Recently scientists discovered a clutch of 150-million-year-old fossil eggs that may be an important “missing link” in evolutionary history. The eggs are dated to be from the Late Jurassic period and contain actual fossilized embryos. This find allows paleontologists a rare insight into the early lives of a group of dinosaurs known as theropods, which include the iconic Tyrannosaurus rex and modern birds. The discovery also addresses questions of about which shells came from which particular species.

“Most of the time, you find eggs without the embryos, or the embryos without the eggs,” said said Ricardo Araújo to National Geographic. Araújo is a vertebrate paleontologist at Southern Methodist University in Dallas, Texas, and lead author of the new study.

The majority of fossilized eggs found up until now have been from the Cretaceous period—about 80 million years ago. The gap between the Cretaceous period and the Early Jurassic period (190 million years ago) has confounded scientists, leaving them without the necessary information to make concrete conclusions about the “bird like” qualities seen in the later dinosaur species. These qualities are believed to have occurred during the gap between the Late Jurassic period and Cretaceous period. The newly discovered clutch of theropod eggs and embryos are exactly what paleontologists needed to solve the evolutionary mystery.

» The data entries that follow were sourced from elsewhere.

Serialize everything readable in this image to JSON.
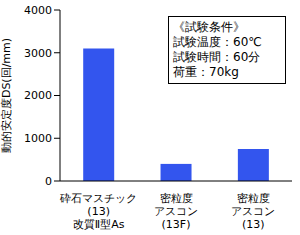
{
  "chart_data": {
    "type": "bar",
    "y_label": "動的安定度DS(回/mm)",
    "categories": [
      "砕石マスチック\n(13)\n改質Ⅱ型As",
      "密粒度\nアスコン\n(13F)",
      "密粒度\nアスコン\n(13)"
    ],
    "values": [
      3100,
      400,
      750
    ],
    "color": "#3355ee",
    "ylim": [
      0,
      4000
    ],
    "yticks": [
      0,
      1000,
      2000,
      3000,
      4000
    ],
    "grid": false,
    "annotation": [
      "《試験条件》",
      "試験温度：60℃",
      "試験時間：60分",
      "荷重：70kg"
    ]
  }
}
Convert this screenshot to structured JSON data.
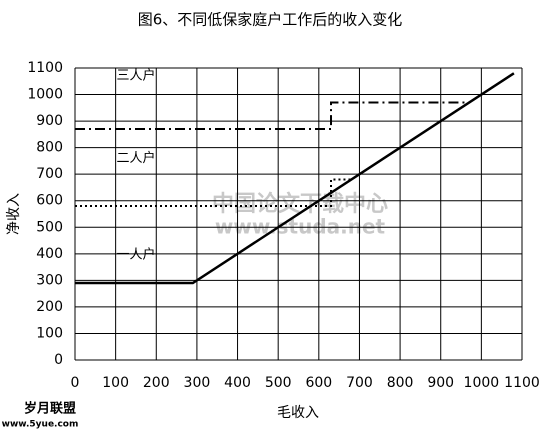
{
  "chart_data": {
    "type": "line",
    "title": "图6、不同低保家庭户工作后的收入变化",
    "x_label": "毛收入",
    "y_label": "净收入",
    "xlim": [
      0,
      1100
    ],
    "xticks": [
      0,
      100,
      200,
      300,
      400,
      500,
      600,
      700,
      800,
      900,
      1000,
      1100
    ],
    "ylim": [
      0,
      1100
    ],
    "yticks": [
      0,
      100,
      200,
      300,
      400,
      500,
      600,
      700,
      800,
      900,
      1000,
      1100
    ],
    "grid": true,
    "series": [
      {
        "name": "一人户",
        "color": "#000000",
        "style": "solid",
        "x": [
          0,
          290,
          1080
        ],
        "values": [
          290,
          290,
          1080
        ]
      },
      {
        "name": "二人户",
        "color": "#000000",
        "style": "dotted",
        "x": [
          0,
          630,
          630,
          680
        ],
        "values": [
          580,
          580,
          680,
          680
        ]
      },
      {
        "name": "三人户",
        "color": "#000000",
        "style": "dashdot",
        "x": [
          0,
          630,
          630,
          970,
          1080
        ],
        "values": [
          870,
          870,
          970,
          970,
          1080
        ]
      }
    ],
    "annotations": [
      {
        "text": "三人户",
        "x": 150,
        "y": 1070
      },
      {
        "text": "二人户",
        "x": 150,
        "y": 760
      },
      {
        "text": "一人户",
        "x": 150,
        "y": 395
      }
    ],
    "watermarks": [
      "中国论文下载中心",
      "www.studa.net",
      "岁月联盟",
      "www.5yue.com"
    ]
  }
}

The theropod eggs belong to a group called Trovosaurus, which are extremely porous, leading scientists to believe the eggs were at one time buried. The pores allowed gas exchange between the inside and outside of the egg while underground. The embryos found inside the theropod eggs were formed enough to have significant skeletal structure. This means that the eggs are from a very late stage of incubation, possibly the last week of development before they would have hatched—another impressive aspect of this particular scientific discovery.